We all knew that was a lie as evidenced by the academic and professional achievements of previous blacks who had been rejected for admission. The application form had race on it and called for a picture (as if they didn’t know the race of an applicant from Booker T. Washington High School in Atlanta) and an interview of in-state applicants.
My interview was in Athens because the Atlanta interview date on my letter had already passed before the postmark. So my Dad and I went to Athens, where we were subjected to the most amazing interview. [The administrator] did not shake our hands or ask us to be seated. He asked why I wanted to come to the university since I was not wanted. He then used the “N” word. We got up and left. Dad said, “Well I guess you will have to go somewhere else.” Instead, one week later I received a letter that said, “Inside is your admission to the University of Georgia.” We never figured out why I was accepted.
When we arrived at Reed Hall, we walked into a crowded lobby and it was like Moses parting the Red Sea. The house mother said, “You must be the blacks.” Indeed we were. We were shown a room with a single bed. Mom said, “Is he the only colored boy?” “Yes ma’am,” the housemother said.
When we got back to the car Mom said, “Get in. We’ll come back for your stuff but you are not going back in there.” I told her that I might as well stay.
The bookstore initially refused to sell me textbooks, I had to show an ID to be served in the cafeteria and the first time I went swimming on campus, they kicked everyone out of the pool and drained it.
That night we had a dorm meeting, and when I walked into the auditorium I was determined not to sit in the back. I finally picked out a row and sat down. Everyone on the row got up and moved (this became common—no one sat on the same row in my classes for the first two years).
The four guys sitting in front of me turned around.

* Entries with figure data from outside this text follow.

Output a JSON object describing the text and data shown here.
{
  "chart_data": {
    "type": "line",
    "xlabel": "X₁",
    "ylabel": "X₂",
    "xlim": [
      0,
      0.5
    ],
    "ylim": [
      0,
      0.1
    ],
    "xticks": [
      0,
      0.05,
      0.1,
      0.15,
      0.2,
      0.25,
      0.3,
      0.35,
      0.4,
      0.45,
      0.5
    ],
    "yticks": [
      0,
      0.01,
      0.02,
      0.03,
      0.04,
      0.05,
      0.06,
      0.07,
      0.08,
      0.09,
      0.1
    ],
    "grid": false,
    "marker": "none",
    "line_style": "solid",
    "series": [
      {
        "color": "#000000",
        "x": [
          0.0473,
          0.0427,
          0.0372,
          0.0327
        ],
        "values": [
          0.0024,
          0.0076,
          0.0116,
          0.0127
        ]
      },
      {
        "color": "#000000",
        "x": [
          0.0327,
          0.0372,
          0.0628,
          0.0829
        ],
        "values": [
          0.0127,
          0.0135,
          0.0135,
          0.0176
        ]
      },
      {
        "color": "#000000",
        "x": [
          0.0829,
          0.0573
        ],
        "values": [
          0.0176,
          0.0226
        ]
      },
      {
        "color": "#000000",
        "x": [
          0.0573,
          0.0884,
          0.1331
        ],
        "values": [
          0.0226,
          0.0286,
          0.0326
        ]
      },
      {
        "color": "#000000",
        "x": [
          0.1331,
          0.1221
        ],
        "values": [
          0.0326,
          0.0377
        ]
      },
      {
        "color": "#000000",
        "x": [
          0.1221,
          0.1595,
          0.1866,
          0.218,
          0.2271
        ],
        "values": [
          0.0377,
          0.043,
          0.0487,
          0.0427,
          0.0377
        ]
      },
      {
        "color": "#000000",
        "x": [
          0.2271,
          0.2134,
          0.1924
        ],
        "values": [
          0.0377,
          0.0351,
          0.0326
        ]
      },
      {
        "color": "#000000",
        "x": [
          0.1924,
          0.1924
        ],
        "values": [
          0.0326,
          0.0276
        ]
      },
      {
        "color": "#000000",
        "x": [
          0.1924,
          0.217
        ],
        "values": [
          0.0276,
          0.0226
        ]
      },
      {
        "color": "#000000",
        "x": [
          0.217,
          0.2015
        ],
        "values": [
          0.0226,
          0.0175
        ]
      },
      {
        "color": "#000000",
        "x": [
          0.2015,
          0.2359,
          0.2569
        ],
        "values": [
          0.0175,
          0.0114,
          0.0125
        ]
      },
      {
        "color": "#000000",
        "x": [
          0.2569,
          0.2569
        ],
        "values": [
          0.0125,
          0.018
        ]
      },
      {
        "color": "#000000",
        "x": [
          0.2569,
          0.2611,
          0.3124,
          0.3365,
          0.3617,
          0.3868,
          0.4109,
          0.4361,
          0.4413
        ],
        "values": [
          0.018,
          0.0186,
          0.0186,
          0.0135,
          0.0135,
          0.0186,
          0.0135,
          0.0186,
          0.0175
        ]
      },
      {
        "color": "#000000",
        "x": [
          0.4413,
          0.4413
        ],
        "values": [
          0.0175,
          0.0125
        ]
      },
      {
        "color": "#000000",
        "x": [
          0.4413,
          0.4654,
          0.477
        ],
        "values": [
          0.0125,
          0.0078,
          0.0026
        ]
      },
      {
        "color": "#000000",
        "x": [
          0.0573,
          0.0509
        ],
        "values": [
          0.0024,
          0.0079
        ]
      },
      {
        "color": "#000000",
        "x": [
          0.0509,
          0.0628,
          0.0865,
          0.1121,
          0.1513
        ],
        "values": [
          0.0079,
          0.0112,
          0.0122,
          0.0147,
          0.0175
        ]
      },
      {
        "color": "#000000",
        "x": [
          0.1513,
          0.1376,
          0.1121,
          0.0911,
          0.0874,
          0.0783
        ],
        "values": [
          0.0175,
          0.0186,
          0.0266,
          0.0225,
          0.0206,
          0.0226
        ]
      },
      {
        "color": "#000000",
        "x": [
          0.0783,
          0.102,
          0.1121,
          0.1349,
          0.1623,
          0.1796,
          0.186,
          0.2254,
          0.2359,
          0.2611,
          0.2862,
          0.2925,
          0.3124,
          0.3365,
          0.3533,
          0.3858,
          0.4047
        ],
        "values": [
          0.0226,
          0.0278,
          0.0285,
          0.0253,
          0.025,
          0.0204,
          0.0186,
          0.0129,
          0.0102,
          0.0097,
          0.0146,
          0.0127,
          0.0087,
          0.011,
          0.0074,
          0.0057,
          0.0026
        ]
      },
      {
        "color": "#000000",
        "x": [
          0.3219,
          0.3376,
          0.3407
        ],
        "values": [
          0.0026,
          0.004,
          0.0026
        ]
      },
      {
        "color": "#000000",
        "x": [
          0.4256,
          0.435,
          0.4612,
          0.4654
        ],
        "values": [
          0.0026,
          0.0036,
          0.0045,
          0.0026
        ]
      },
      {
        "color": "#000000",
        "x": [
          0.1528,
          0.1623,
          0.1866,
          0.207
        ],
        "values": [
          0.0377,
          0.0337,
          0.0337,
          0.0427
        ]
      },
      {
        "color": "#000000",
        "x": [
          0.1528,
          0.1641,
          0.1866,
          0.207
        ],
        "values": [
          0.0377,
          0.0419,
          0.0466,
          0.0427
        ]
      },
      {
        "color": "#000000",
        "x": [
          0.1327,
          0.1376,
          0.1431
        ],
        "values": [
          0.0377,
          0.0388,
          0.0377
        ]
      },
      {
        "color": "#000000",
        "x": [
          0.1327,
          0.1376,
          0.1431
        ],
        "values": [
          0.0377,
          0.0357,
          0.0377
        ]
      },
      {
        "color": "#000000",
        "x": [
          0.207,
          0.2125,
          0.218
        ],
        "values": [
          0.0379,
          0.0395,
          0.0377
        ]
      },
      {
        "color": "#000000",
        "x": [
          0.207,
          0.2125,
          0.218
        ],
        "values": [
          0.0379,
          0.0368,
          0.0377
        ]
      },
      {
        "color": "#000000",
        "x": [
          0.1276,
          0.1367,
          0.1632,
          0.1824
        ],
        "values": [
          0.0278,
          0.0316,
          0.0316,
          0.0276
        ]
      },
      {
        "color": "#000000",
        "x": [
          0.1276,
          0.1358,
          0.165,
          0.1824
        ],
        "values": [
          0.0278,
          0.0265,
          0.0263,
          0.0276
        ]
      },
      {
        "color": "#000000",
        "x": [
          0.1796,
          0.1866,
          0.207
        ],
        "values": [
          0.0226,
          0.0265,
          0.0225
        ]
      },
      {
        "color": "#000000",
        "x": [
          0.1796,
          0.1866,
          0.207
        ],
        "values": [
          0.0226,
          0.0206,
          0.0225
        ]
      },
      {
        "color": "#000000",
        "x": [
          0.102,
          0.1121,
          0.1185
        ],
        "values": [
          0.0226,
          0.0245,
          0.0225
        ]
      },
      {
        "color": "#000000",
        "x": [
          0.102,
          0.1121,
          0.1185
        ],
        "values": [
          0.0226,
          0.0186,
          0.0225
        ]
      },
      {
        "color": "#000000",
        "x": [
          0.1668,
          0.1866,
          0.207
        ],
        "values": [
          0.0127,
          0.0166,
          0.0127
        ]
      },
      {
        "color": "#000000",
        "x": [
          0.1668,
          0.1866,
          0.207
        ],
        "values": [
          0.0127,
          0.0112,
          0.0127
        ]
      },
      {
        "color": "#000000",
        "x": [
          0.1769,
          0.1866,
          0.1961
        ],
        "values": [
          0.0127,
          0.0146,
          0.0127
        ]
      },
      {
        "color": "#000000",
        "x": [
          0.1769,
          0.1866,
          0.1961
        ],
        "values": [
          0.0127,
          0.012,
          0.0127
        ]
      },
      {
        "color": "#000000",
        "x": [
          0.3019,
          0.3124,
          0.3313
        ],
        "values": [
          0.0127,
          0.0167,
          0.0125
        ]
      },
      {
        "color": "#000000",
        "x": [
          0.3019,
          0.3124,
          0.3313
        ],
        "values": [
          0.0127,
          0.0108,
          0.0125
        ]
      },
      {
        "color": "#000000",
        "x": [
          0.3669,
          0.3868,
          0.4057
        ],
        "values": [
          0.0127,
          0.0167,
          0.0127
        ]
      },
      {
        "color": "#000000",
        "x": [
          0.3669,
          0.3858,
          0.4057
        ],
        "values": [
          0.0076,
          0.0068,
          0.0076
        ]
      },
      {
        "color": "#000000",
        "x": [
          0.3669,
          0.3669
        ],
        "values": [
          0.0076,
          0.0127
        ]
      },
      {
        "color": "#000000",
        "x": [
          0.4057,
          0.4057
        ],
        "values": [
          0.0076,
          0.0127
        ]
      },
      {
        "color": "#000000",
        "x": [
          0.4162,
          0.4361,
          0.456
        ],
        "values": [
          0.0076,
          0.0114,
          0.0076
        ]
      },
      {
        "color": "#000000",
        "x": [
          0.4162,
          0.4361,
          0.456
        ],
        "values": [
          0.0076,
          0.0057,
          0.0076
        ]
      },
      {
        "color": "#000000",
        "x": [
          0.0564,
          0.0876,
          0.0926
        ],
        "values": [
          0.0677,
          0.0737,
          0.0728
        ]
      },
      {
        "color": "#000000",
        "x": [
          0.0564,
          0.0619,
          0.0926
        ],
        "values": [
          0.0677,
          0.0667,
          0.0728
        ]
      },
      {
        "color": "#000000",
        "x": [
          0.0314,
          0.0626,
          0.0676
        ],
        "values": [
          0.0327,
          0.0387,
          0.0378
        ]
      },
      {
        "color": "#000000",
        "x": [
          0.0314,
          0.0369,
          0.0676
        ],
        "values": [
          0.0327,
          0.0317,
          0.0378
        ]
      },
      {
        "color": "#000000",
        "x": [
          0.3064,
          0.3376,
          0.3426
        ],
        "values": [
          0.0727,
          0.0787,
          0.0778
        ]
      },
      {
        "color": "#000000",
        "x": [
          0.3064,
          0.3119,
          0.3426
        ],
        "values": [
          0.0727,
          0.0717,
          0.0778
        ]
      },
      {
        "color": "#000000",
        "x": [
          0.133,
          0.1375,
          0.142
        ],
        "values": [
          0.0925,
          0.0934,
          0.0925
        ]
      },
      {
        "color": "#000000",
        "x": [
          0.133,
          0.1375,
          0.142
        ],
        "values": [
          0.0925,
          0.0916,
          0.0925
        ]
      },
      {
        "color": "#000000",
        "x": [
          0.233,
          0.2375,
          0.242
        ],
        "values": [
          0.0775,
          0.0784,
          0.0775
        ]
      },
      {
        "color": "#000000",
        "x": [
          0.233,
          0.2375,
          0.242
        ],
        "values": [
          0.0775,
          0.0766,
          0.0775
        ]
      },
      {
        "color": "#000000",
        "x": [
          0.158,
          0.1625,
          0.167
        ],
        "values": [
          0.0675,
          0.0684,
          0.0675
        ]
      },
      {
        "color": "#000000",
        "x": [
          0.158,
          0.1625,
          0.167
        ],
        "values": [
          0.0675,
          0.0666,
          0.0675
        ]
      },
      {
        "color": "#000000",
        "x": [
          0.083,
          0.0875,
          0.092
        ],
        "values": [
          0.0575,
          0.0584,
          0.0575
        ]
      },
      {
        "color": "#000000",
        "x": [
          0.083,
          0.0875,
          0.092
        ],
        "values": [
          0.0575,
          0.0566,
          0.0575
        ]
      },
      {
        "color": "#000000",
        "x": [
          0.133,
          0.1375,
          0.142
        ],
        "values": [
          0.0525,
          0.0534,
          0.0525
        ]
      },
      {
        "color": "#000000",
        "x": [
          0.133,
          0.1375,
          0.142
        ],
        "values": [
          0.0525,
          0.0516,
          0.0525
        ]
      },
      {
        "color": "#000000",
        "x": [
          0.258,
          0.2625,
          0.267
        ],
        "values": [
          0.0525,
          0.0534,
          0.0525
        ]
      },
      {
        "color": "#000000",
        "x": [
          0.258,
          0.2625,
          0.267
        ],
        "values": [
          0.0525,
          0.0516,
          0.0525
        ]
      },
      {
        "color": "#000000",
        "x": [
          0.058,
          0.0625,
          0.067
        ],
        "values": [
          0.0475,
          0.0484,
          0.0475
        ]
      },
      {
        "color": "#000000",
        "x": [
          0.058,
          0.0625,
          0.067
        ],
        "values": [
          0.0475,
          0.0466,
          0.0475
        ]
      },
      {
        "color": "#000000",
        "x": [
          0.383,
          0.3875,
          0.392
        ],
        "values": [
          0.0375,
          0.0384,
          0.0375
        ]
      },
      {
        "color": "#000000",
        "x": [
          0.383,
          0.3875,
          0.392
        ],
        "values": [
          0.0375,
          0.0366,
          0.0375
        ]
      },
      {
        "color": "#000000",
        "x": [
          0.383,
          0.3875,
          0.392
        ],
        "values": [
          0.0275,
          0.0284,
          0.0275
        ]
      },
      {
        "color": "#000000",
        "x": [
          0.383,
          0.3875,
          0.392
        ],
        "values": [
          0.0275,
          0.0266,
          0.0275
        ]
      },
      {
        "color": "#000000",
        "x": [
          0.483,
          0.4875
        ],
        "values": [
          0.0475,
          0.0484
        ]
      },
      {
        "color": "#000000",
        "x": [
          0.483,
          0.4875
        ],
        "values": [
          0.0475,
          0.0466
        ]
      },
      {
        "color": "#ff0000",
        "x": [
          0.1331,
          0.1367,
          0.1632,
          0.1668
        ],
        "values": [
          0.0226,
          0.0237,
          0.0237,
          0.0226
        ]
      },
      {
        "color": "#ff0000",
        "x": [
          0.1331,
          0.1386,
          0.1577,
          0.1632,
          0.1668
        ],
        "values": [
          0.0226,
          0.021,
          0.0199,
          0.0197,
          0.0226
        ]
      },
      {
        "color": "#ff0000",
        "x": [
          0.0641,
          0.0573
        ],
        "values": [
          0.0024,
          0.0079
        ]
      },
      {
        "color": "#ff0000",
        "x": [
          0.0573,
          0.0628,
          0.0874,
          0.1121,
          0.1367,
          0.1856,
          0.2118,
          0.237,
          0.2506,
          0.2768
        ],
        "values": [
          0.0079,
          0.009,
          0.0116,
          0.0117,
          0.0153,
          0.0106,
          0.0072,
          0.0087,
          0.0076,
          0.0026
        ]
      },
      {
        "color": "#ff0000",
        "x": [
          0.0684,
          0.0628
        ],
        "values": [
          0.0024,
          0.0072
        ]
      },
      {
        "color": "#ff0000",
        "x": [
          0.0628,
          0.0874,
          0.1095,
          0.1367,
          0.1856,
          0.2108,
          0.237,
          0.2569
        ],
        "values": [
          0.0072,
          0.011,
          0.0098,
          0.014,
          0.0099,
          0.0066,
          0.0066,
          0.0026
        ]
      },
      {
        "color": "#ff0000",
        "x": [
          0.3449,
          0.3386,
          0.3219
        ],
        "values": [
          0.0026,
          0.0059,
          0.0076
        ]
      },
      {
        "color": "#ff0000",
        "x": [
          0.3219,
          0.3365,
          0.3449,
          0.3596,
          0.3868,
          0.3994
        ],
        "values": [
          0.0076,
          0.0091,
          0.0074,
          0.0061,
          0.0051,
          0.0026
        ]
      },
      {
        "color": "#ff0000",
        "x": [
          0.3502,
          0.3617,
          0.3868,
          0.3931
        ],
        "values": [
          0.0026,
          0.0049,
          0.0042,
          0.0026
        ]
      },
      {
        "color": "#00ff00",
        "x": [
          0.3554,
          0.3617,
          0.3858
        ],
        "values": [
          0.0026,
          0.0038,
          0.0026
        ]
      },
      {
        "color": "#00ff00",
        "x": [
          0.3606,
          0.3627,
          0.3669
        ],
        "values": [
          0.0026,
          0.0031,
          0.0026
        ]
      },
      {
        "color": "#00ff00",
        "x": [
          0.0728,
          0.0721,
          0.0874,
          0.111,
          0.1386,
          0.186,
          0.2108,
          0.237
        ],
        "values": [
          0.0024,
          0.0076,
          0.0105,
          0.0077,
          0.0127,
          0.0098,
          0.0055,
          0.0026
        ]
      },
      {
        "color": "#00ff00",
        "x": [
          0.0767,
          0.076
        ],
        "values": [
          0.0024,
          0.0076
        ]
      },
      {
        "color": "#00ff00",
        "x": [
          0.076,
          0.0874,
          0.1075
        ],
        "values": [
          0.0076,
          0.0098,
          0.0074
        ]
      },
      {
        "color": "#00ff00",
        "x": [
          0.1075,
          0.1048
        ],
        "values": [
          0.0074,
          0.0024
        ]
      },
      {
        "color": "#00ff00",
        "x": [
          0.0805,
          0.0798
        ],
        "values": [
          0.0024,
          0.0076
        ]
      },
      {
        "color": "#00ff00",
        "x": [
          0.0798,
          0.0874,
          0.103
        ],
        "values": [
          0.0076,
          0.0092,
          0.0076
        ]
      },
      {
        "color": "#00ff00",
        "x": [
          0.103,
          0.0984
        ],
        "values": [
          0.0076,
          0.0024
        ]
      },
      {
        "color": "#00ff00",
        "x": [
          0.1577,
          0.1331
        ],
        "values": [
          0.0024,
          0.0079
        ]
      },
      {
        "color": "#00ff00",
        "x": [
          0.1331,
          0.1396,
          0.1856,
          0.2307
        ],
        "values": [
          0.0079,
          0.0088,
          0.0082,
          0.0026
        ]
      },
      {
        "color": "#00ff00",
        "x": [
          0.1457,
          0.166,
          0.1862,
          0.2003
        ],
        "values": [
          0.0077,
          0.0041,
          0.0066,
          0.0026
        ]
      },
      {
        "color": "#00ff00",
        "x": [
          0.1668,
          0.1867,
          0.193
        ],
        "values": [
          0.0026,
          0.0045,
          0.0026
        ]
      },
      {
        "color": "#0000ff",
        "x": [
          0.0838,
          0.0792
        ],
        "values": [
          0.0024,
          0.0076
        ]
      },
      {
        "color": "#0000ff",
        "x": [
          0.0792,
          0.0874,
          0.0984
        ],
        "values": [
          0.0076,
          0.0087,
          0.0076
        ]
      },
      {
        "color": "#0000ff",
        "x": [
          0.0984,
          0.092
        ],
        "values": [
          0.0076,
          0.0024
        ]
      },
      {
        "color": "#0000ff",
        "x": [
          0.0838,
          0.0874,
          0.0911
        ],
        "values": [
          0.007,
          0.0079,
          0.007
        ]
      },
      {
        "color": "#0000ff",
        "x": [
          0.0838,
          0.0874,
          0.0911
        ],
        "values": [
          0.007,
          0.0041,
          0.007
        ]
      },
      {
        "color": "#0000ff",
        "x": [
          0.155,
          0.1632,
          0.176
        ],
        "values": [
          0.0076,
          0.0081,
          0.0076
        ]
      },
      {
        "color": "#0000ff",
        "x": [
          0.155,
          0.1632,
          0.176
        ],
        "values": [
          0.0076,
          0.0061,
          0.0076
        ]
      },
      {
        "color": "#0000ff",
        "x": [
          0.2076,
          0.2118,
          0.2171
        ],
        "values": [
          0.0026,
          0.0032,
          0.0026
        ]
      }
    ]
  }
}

One said, “You are a freshman?” “Yes,” I said. “Well, we are too, can we sit with you?” These became my closest friends from the very first day. They introduced me to their other friends and Westminster House, where I could study in peace. They encountered more harassment than I—even though my windows were broken every night and my room set on fire twice. Yet they never wavered in their friendship. It was as if God said, “Harold, sit there.”
—Harold A. Black is the Smith Professor of Finance at the University of Tennessee.
Out of control
by Carolyn Kelley Hatcher (AB '61)
I served on Women’s Student Government Association that year, and Ms. Hunter-Gault was given the WSGA suite in Center Myers (where I had been living). I well remember the riot... very, very scary. She appeared a very frightened young lady, as well she should have been. People were mean, angry, loud, very emotional and out of control. She handled herself well.
The women students had to be put on restriction that week, no nights out past 5... they were extremely angry at the WSGA and Dean of Women for this. But it was dangerous to be out in Athens.
Looking back, we as students were very afraid our university was to be closed, and some of us were near graduation. Of course, desegregation was the right thing... we selfishly were thinking of our own lives and future, however. I had my parents call the governor’s office to tell him not to close UGA... for my own reasons, I suppose, at that time... [Hunter-Gault and Holmes] were two very, very brave and courageous people.”
—Carolyn Kelley Hatcher retired in March 2009 after 30 years as Dougherty County elections supervisor.